There was however, a however. The Autonomous Workers' Council wouldn't hear of such a thing.
- The very idea! A comrade in a unionised, collectivised job denying themself what they're entitled to, argued Eileen O'Connor, the convenor, a 45-year-old closed market gardener with greying hair and rainbow coloured sweaters who nibbled no-sugar-added chocolate and read Kropotkin in her spare time. She smiled at me kindly. I felt like a six year-old-boy rather than a 28-year-old business graduate and entrepreneur.
- Since the revolution I've had 47 increments and 154 extra days' unpaid leave, I pointed out.
- Oh I get it. All that money and spare time is making your life hell.
- There's nothing to invest it in any more, is there?. You've abolished the Stock Market. I used to love a hedge fund I did. It's not as if I can punt it on the gee gees or even go lap dancing!
- Then send it overseas. There're loads of good causes in Africa, Latin America and Central Asia. You can double the 10% we already take directly from your Workers’ Co-Op account.
- Sure. Do it. But it still doesn't feel right. Getting the same as doctors do for going round with the Ecocover a couple of hours a day.
- Don't knock it. Cleaning toilets keeps them busy.
- Now you've converted all the golf courses into allotments.
- I think you're stereotyping now Felipe. And anyway, public hygiene's as important for our collective health and well-being as medical care, wouldn't you say?
- I would if I had a say anymore.
- In any event, money's due to be phased out soon, so why worry about it? We have everything we need right here.
Getting nowhere fast, I left the convenor's poly-tunnel where she'd been planting that season's crop of high-yield hemp. It would keep the local youth out of trouble and off the streets Eileen had insisted. I'm not surprised. It looked like cannabis to me.
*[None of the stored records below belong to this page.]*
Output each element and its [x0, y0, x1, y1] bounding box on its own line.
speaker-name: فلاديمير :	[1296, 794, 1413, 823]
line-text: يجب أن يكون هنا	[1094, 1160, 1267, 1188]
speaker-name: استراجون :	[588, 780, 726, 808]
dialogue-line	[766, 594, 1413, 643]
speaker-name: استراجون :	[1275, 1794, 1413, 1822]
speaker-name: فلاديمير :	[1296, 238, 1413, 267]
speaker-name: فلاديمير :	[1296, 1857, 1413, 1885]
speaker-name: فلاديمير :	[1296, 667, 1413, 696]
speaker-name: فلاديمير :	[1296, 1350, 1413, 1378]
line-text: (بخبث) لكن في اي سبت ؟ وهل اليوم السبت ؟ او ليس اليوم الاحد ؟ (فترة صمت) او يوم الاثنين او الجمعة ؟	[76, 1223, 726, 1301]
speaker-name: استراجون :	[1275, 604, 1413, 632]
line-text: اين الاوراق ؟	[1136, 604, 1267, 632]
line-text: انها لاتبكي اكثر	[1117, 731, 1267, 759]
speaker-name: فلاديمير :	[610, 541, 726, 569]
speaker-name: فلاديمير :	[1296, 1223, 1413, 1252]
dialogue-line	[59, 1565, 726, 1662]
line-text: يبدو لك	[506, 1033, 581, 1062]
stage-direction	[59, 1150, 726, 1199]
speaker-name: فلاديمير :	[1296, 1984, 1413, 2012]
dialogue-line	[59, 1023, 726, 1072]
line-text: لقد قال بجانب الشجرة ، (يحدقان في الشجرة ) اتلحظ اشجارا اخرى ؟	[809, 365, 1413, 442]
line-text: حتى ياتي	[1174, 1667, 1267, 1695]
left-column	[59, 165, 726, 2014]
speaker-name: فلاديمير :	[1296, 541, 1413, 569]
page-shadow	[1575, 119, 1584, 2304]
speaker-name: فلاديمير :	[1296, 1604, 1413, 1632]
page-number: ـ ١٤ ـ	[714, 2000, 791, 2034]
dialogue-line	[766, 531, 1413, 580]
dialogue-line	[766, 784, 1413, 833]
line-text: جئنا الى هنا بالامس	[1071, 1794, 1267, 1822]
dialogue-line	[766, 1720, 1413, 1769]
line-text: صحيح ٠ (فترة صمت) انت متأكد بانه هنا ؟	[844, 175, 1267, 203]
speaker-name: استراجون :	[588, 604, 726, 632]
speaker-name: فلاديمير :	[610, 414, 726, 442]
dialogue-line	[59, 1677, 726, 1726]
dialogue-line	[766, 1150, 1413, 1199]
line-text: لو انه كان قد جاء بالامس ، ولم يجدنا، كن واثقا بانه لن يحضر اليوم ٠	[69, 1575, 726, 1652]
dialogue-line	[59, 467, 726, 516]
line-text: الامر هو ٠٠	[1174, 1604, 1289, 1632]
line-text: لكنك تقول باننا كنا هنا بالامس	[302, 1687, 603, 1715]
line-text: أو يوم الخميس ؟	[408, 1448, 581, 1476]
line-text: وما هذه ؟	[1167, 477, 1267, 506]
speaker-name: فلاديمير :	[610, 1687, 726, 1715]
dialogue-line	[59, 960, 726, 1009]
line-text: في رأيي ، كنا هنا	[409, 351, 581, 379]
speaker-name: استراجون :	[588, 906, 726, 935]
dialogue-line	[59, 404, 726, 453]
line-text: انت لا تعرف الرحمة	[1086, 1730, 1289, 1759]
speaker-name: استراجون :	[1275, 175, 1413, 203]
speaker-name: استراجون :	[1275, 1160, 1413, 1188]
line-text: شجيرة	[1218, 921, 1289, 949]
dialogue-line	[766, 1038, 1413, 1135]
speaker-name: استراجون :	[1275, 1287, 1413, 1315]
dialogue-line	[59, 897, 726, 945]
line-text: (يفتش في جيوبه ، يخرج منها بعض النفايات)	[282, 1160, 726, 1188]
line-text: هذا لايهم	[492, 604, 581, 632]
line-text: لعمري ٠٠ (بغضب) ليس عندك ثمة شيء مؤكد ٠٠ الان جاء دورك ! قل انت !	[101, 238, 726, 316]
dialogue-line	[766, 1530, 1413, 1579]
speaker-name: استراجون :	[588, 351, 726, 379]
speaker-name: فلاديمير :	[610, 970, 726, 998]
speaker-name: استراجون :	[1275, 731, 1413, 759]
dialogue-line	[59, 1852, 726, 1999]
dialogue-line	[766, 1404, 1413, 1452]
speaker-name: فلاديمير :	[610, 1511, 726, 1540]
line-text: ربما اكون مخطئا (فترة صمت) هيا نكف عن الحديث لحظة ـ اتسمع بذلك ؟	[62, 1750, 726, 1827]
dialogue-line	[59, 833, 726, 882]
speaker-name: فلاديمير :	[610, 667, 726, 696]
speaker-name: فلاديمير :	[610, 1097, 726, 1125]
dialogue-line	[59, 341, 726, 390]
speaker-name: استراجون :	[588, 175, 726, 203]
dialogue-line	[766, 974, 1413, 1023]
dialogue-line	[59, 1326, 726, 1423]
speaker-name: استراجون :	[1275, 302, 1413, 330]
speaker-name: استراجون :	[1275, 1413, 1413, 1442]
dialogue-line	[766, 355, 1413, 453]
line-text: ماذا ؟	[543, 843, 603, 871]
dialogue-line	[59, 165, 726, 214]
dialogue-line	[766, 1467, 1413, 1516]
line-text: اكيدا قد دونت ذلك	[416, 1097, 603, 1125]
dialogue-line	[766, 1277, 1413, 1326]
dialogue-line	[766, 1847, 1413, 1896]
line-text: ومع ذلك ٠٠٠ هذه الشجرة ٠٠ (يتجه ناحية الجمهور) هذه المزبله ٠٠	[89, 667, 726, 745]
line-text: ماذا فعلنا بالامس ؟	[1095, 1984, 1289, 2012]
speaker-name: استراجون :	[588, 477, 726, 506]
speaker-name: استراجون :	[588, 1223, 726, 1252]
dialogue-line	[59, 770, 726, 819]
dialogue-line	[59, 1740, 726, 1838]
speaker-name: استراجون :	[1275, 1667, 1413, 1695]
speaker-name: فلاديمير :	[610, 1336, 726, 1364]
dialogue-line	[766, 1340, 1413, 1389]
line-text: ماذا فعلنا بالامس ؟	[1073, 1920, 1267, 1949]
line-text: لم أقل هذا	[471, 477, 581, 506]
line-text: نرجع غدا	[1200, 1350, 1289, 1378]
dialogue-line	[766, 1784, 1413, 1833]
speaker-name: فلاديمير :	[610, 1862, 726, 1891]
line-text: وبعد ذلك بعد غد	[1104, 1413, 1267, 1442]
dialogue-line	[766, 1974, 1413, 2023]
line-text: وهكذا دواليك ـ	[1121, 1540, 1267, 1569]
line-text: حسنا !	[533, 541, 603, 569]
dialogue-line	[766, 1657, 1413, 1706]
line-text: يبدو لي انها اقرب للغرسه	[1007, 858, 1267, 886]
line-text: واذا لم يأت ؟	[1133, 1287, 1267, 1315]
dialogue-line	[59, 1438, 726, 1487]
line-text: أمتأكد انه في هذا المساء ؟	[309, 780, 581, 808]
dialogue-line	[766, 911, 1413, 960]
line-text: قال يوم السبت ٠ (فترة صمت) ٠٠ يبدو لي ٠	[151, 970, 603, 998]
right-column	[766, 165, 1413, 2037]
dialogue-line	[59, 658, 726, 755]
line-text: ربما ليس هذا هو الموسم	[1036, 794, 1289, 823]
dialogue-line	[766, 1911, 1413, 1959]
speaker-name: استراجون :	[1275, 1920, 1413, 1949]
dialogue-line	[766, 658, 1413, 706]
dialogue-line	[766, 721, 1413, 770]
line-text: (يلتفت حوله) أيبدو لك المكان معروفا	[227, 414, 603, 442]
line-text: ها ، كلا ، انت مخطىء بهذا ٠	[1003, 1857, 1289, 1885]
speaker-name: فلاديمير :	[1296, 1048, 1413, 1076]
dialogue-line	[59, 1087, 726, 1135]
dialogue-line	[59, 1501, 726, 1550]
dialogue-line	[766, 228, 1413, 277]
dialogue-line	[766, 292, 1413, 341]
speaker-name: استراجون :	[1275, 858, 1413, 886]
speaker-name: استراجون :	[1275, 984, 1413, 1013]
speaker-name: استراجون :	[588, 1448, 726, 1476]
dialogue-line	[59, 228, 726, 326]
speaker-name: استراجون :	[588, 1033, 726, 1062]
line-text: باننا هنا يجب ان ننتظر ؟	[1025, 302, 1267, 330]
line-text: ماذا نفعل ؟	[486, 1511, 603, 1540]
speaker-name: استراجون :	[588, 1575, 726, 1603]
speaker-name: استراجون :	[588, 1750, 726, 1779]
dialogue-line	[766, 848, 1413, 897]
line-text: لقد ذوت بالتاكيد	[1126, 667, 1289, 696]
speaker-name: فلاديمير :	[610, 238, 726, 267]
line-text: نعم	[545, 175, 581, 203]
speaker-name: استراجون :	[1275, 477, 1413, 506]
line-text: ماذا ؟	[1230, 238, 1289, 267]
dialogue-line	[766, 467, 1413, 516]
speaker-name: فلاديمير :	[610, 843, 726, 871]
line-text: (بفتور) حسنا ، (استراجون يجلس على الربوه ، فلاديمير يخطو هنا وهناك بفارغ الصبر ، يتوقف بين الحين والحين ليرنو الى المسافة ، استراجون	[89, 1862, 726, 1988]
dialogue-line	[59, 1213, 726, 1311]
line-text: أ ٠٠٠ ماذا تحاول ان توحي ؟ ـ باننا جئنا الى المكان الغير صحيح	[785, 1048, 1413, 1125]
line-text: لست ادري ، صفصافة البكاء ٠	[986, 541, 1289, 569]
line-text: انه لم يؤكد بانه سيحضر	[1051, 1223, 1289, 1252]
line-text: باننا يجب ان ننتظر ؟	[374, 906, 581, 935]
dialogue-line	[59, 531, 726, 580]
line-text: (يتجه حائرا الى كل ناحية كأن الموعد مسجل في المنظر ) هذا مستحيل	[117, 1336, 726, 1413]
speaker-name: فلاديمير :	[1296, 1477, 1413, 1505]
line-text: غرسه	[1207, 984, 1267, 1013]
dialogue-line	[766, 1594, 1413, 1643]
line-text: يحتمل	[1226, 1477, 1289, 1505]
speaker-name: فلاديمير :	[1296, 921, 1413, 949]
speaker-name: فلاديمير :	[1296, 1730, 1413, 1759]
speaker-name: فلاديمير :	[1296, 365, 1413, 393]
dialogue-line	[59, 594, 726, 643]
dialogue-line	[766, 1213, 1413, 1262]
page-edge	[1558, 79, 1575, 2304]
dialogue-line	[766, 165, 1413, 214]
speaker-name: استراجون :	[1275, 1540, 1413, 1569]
I walked past the free-for-all health clinic. Behind the community orchard. Through the youth theatre rehearsal space. Into the Secular Gospel Singers practice. Across the park where the Third Age philosophy and Tai Chi club was in session. Into and out of the collective kitchen where the community restaurant, crèche and drop-in was. Around the back of the workers' council hall where an organising meeting to get the local area ready for the phasing out of the police force was in progress. Back to my so-called Counter-Revolutionary Objector's luxury apartment (ex-council flat) where according to the Three Counties Caucus of Workers' Collectives, "the religiously deluded, the economically burdened, the ideologically opposed and any other political dissident" who was so inclined were corralled like Las Vegas high rollers into Smurf Village.
From my leafy balcony I saw two former Chase Manhattan bankers sip Long Island teas and stare open-mouthed at the latest pieces of socialistic wisdom. The community agitational propaganda walls had replaced advertising billboards for movies, cars and colas. Among this week's batch was a giant red and black poster designed in the style of the German expressionist school. It read: Money is the alienated ability of peoplekind. A group calling itself Jehovah's Witnesses Of The Left had unfurled a banner which declared: Money is the jealous god of Israel, in face of which no other god may exist.
It was then I remembered what my self-made multimillionaire father said. One of seventeen children, Roberto "Bobby" Garcia came from a shanty town called Mi Peru just outside Lima. Before the global revolution I went back as part of the World Bank's SEGINDCO (sustainable economic growth in developing countries) programme. He warned me there'd be days like these. A closed market where there is no money, and all possessions are communal, where everyone is equally a worker and an owner, where no opportunity for personal gain or right to property exists. An extreme left-wing utopia. He fought against it all his life. His struggle got to him in the end. He just couldn't keep it up. Working all the hours God sent. Maximising profitability day and night. A lot of Peruvian shanty kids were given work as immigrant fruit pickers in the North. Thanks to my dad. Now they've been turned into smart-ass hippies staying at home to get classical liberal educations, achieve personal growth, cultivate ideas and grow their own damn cannabis!
That reminds me. I need to take Ma out. It's Wednesday. She loves the bingo down the Rosa Luxembourg & Isabel Allende Social Club. Last week she had two lines. She won a personal development course, a vibrator and Papa Smurf doll. Soon it'll be the only place where you'll need money. God-awful revolution.